Maybe they were all taking their cues from Jewell Loyd, who’s shown this postseason that you should focus on making your best impression in the last five minutes of the game instead. When Loyd hit a long step-back two over A’ja Wilson, late into the shot clock, to give the Storm a three-point lead with 34 seconds left, she had scored six of her team’s last six points and 10 of their last 12. Last round, in the first game against the Mystics, Loyd went without a field goal for the first 35 minutes of play before scoring 12 straight Storm points. The all-star guard’s up-and-down regular season has been rendered a distant memory by her characteristically intense playoff performances. “She continues to grow up before our eyes,” said Storm head coach Noelle Quinn on Saturday, after Loyd put up 26 points in the Storm’s 76-73 win. Later, Quinn said what has felt true of the Storm all season: “We’re not going to be successful if Jewell is not at her best.”
That might sound like a strange thing to say about a team with Breanna Stewart on it, but I’ve sometimes thought that Stewart’s role is to raise the Storm’s floor and Loyd’s is to raise their ceiling. As No. 2 scoring options go, you won’t find a better one in the WNBA. Loyd entered the league a 21-year-old rookie with plenty of holes in her game in 2015—a weak three-point shot the most glaring—and has since evolved into one of the WNBA’s most dynamic guards, capable of elite shot creation, speed in transition, and craft off the ball. She’s shown a special flair for rising to the occasion, whether in the Storm’s 2020 championship run, or in the absence of her more-lauded teammates; Stewart and Sue Bird have both missed significant time with injuries in the past three seasons.
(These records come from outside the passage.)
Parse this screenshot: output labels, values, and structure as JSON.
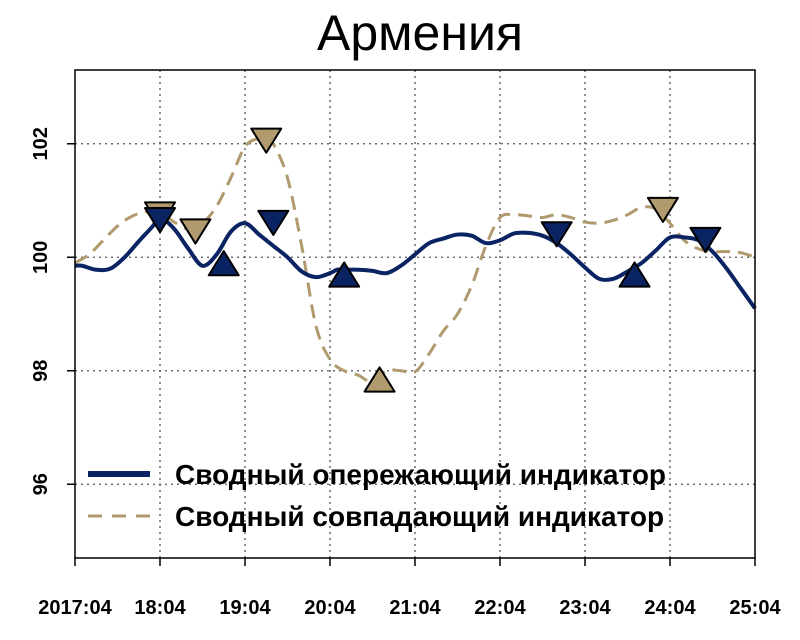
{
  "chart_data": {
    "type": "line",
    "title": "Армения",
    "xlabel": "",
    "ylabel": "",
    "x_ticks": [
      "2017:04",
      "18:04",
      "19:04",
      "20:04",
      "21:04",
      "22:04",
      "23:04",
      "24:04",
      "25:04"
    ],
    "y_ticks": [
      "96",
      "98",
      "100",
      "102"
    ],
    "xlim": [
      0,
      96
    ],
    "ylim": [
      94.7,
      103.3
    ],
    "grid": true,
    "legend_position": "bottom",
    "series": [
      {
        "name": "Сводный опережающий индикатор",
        "color": "#0a2463",
        "style": "solid",
        "x": [
          0,
          1,
          3,
          5,
          7,
          9,
          11,
          12,
          14,
          16,
          18,
          20,
          22,
          24,
          26,
          28,
          30,
          32,
          34,
          36,
          37,
          38,
          40,
          42,
          44,
          46,
          48,
          50,
          52,
          54,
          56,
          58,
          60,
          62,
          64,
          66,
          68,
          70,
          72,
          74,
          76,
          78,
          80,
          82,
          84,
          86,
          88,
          90,
          92,
          94,
          96
        ],
        "y": [
          99.85,
          99.85,
          99.78,
          99.8,
          100.0,
          100.28,
          100.55,
          100.7,
          100.5,
          100.15,
          99.85,
          100.05,
          100.45,
          100.6,
          100.4,
          100.2,
          100.0,
          99.75,
          99.65,
          99.72,
          99.78,
          99.78,
          99.78,
          99.76,
          99.72,
          99.85,
          100.05,
          100.25,
          100.33,
          100.4,
          100.38,
          100.25,
          100.3,
          100.42,
          100.43,
          100.38,
          100.25,
          100.05,
          99.82,
          99.62,
          99.62,
          99.75,
          99.9,
          100.12,
          100.35,
          100.35,
          100.3,
          100.1,
          99.8,
          99.45,
          99.1
        ],
        "markers": [
          {
            "x": 12,
            "y": 100.7,
            "dir": "down"
          },
          {
            "x": 21,
            "y": 99.85,
            "dir": "up"
          },
          {
            "x": 28,
            "y": 100.65,
            "dir": "down"
          },
          {
            "x": 38,
            "y": 99.65,
            "dir": "up"
          },
          {
            "x": 68,
            "y": 100.45,
            "dir": "down"
          },
          {
            "x": 79,
            "y": 99.65,
            "dir": "up"
          },
          {
            "x": 89,
            "y": 100.35,
            "dir": "down"
          }
        ]
      },
      {
        "name": "Сводный совпадающий индикатор",
        "color": "#b09a6e",
        "style": "dashed",
        "x": [
          0,
          2,
          4,
          6,
          8,
          10,
          12,
          14,
          16,
          18,
          20,
          22,
          24,
          26,
          27,
          28,
          30,
          32,
          34,
          36,
          38,
          40,
          42,
          44,
          46,
          48,
          50,
          52,
          54,
          56,
          58,
          60,
          62,
          64,
          66,
          68,
          70,
          72,
          74,
          76,
          78,
          80,
          82,
          84,
          86,
          88,
          90,
          92,
          94,
          96
        ],
        "y": [
          99.9,
          100.05,
          100.3,
          100.55,
          100.72,
          100.8,
          100.8,
          100.62,
          100.5,
          100.6,
          100.9,
          101.4,
          101.95,
          102.1,
          102.1,
          102.0,
          101.4,
          100.2,
          98.8,
          98.2,
          98.0,
          97.92,
          97.8,
          98.0,
          98.0,
          97.98,
          98.3,
          98.7,
          99.0,
          99.5,
          100.2,
          100.7,
          100.75,
          100.73,
          100.7,
          100.75,
          100.7,
          100.62,
          100.6,
          100.65,
          100.75,
          100.88,
          100.85,
          100.6,
          100.3,
          100.15,
          100.1,
          100.1,
          100.08,
          100.0
        ],
        "markers": [
          {
            "x": 12,
            "y": 100.8,
            "dir": "down"
          },
          {
            "x": 17,
            "y": 100.5,
            "dir": "down"
          },
          {
            "x": 27,
            "y": 102.1,
            "dir": "down"
          },
          {
            "x": 43,
            "y": 97.8,
            "dir": "up"
          },
          {
            "x": 83,
            "y": 100.88,
            "dir": "down"
          }
        ]
      }
    ]
  }
}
Last year, Loyd’s best in the WNBA, she inspired some questions about what she might look like as a primary option somewhere. On certain nights, she seemed obviously capable of it. But there were others when the answers were less encouraging. The Storm’s season came to an end in the second round last year, in a game Loyd finished 5-for-24 from the floor. Stewart watched from the sideline with a foot injury. Loyd re-signed with the Storm in February, but her regular season numbers have been a tick down from where they were last year. Consistency has always been the issue when it comes to figuring out what exactly this player might be. In a not-so-distant future, it’s possible Loyd is asked to step into a larger role. Sue Bird will retire at the end of the season and Stewart, back with Seattle on a one-year deal this year, was wined and dined by the Liberty last offseason. What the Storm look like in 2023 is anyone’s guess.
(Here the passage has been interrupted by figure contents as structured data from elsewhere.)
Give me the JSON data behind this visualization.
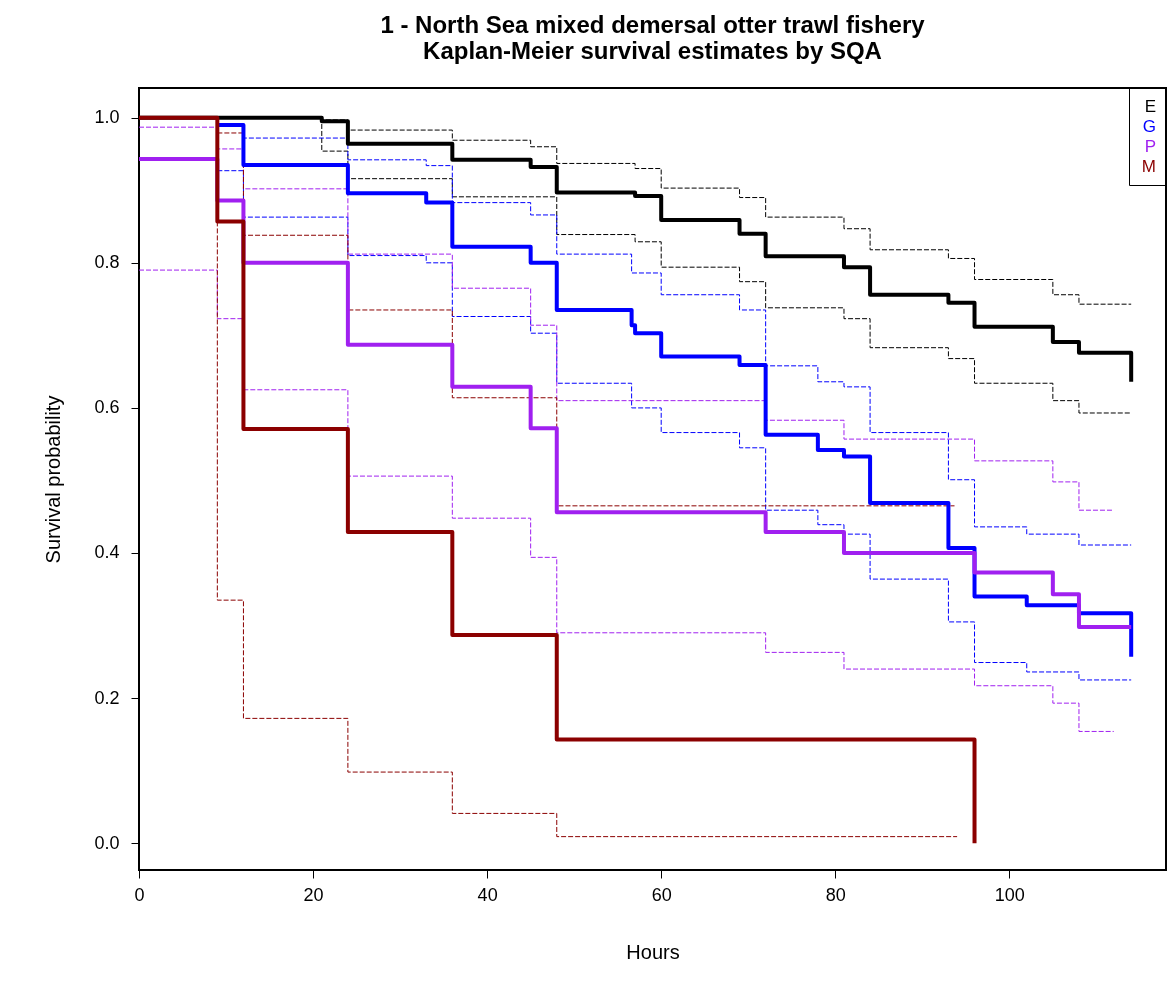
{
  "chart_data": {
    "type": "step",
    "title": "1 - North Sea mixed demersal otter trawl fishery",
    "subtitle": "Kaplan-Meier survival estimates by SQA",
    "xlabel": "Hours",
    "ylabel": "Survival probability",
    "xlim": [
      0,
      118
    ],
    "xticks": [
      0,
      20,
      40,
      60,
      80,
      100
    ],
    "ylim": [
      -0.037,
      1.041
    ],
    "yticks": [
      {
        "value": 0,
        "label": "0.0"
      },
      0.2,
      0.4,
      0.6,
      0.8,
      {
        "value": 1,
        "label": "1.0"
      }
    ],
    "grid": false,
    "legend": "top right",
    "series": [
      {
        "name": "E",
        "color": "#000000",
        "line_style": "solid",
        "x": [
          0,
          21,
          24,
          36,
          45,
          48,
          57,
          60,
          69,
          72,
          81,
          84,
          93,
          96,
          105,
          108,
          114,
          114
        ],
        "values": [
          1,
          0.995,
          0.964,
          0.942,
          0.932,
          0.897,
          0.892,
          0.859,
          0.84,
          0.809,
          0.794,
          0.756,
          0.745,
          0.712,
          0.691,
          0.676,
          0.676,
          0.636
        ]
      },
      {
        "name": "G",
        "color": "#0000ff",
        "line_style": "solid",
        "x": [
          9,
          12,
          24,
          33,
          36,
          45,
          48,
          56.6,
          57,
          60,
          69,
          72,
          78,
          81,
          84,
          93,
          96,
          102,
          108,
          114,
          114
        ],
        "values": [
          0.99,
          0.935,
          0.896,
          0.883,
          0.822,
          0.8,
          0.735,
          0.714,
          0.703,
          0.671,
          0.659,
          0.563,
          0.542,
          0.533,
          0.469,
          0.407,
          0.34,
          0.328,
          0.317,
          0.317,
          0.257
        ]
      },
      {
        "name": "P",
        "color": "#a020f0",
        "line_style": "solid",
        "x": [
          0,
          9,
          12,
          24,
          36,
          45,
          48,
          72,
          81,
          96,
          105,
          108,
          114
        ],
        "values": [
          0.943,
          0.886,
          0.8,
          0.687,
          0.629,
          0.572,
          0.456,
          0.429,
          0.4,
          0.373,
          0.343,
          0.298,
          0.298
        ]
      },
      {
        "name": "M",
        "color": "#8b0000",
        "line_style": "solid",
        "x": [
          0,
          9,
          12,
          24,
          36,
          48,
          96,
          96
        ],
        "values": [
          1,
          0.857,
          0.571,
          0.429,
          0.287,
          0.143,
          0.143,
          0
        ]
      },
      {
        "color": "#000000",
        "line_style": "dashed",
        "x": [
          0,
          21,
          24,
          36,
          45,
          48,
          57,
          60,
          69,
          72,
          81,
          84,
          93,
          96,
          105,
          108,
          114
        ],
        "values": [
          1,
          0.997,
          0.983,
          0.969,
          0.96,
          0.937,
          0.93,
          0.903,
          0.89,
          0.863,
          0.847,
          0.818,
          0.806,
          0.777,
          0.756,
          0.743,
          0.743
        ]
      },
      {
        "color": "#000000",
        "line_style": "dashed",
        "x": [
          0,
          21,
          24,
          36,
          48,
          57,
          60,
          69,
          72,
          81,
          84,
          93,
          96,
          105,
          108,
          114
        ],
        "values": [
          1,
          0.954,
          0.916,
          0.891,
          0.839,
          0.829,
          0.794,
          0.774,
          0.738,
          0.723,
          0.683,
          0.668,
          0.634,
          0.61,
          0.593,
          0.593
        ]
      },
      {
        "color": "#0000ff",
        "line_style": "dashed",
        "x": [
          9.3,
          12,
          24,
          33,
          36,
          45,
          48,
          56.6,
          60,
          69,
          72,
          78,
          81,
          84,
          93,
          96,
          102,
          108,
          114
        ],
        "values": [
          0.99,
          0.972,
          0.942,
          0.934,
          0.883,
          0.866,
          0.812,
          0.786,
          0.756,
          0.735,
          0.658,
          0.636,
          0.629,
          0.566,
          0.501,
          0.436,
          0.426,
          0.411,
          0.411
        ]
      },
      {
        "color": "#0000ff",
        "line_style": "dashed",
        "x": [
          9,
          12,
          24,
          33,
          36,
          45,
          48,
          56.6,
          60,
          69,
          72,
          78,
          81,
          84,
          93,
          96,
          102,
          108,
          114
        ],
        "values": [
          0.927,
          0.863,
          0.81,
          0.8,
          0.726,
          0.703,
          0.634,
          0.6,
          0.566,
          0.545,
          0.459,
          0.439,
          0.426,
          0.364,
          0.305,
          0.249,
          0.236,
          0.225,
          0.225
        ]
      },
      {
        "color": "#a020f0",
        "line_style": "dashed",
        "x": [
          0,
          9,
          12,
          24,
          36,
          45,
          48,
          72,
          81,
          96,
          105,
          108,
          112
        ],
        "values": [
          0.987,
          0.957,
          0.902,
          0.812,
          0.765,
          0.714,
          0.61,
          0.583,
          0.557,
          0.527,
          0.498,
          0.459,
          0.459
        ]
      },
      {
        "color": "#a020f0",
        "line_style": "dashed",
        "x": [
          0,
          9,
          12,
          24,
          36,
          45,
          48,
          72,
          81,
          96,
          105,
          108,
          112
        ],
        "values": [
          0.79,
          0.723,
          0.625,
          0.506,
          0.448,
          0.394,
          0.29,
          0.263,
          0.24,
          0.217,
          0.193,
          0.154,
          0.154
        ]
      },
      {
        "color": "#8b0000",
        "line_style": "dashed",
        "x": [
          9,
          12,
          24,
          36,
          48,
          93.7
        ],
        "values": [
          0.979,
          0.838,
          0.735,
          0.614,
          0.465,
          0.465
        ]
      },
      {
        "color": "#8b0000",
        "line_style": "dashed",
        "x": [
          0,
          9,
          12,
          24,
          36,
          48,
          94
        ],
        "values": [
          1,
          0.335,
          0.172,
          0.098,
          0.041,
          0.009,
          0.009
        ]
      }
    ]
  }
}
But why worry about that now? We are through the first game of what looks to be a great semifinal matchup, and Loyd can take responsibility for making Game 1 such a thriller. A good playoff series needs players like her, the shot-making geniuses who are at their best when they can hunt for moments that need meeting. There’s more than one way to be a championship player, and Loyd meets at least one criterion: She can drive the opposing coach nuts. “Well, I don’t know. If I had the key, I’d certainly use it,” Hammon said to a reporter who wanted to know about the key to shutting Loyd down.”If you have any ideas, hit me.”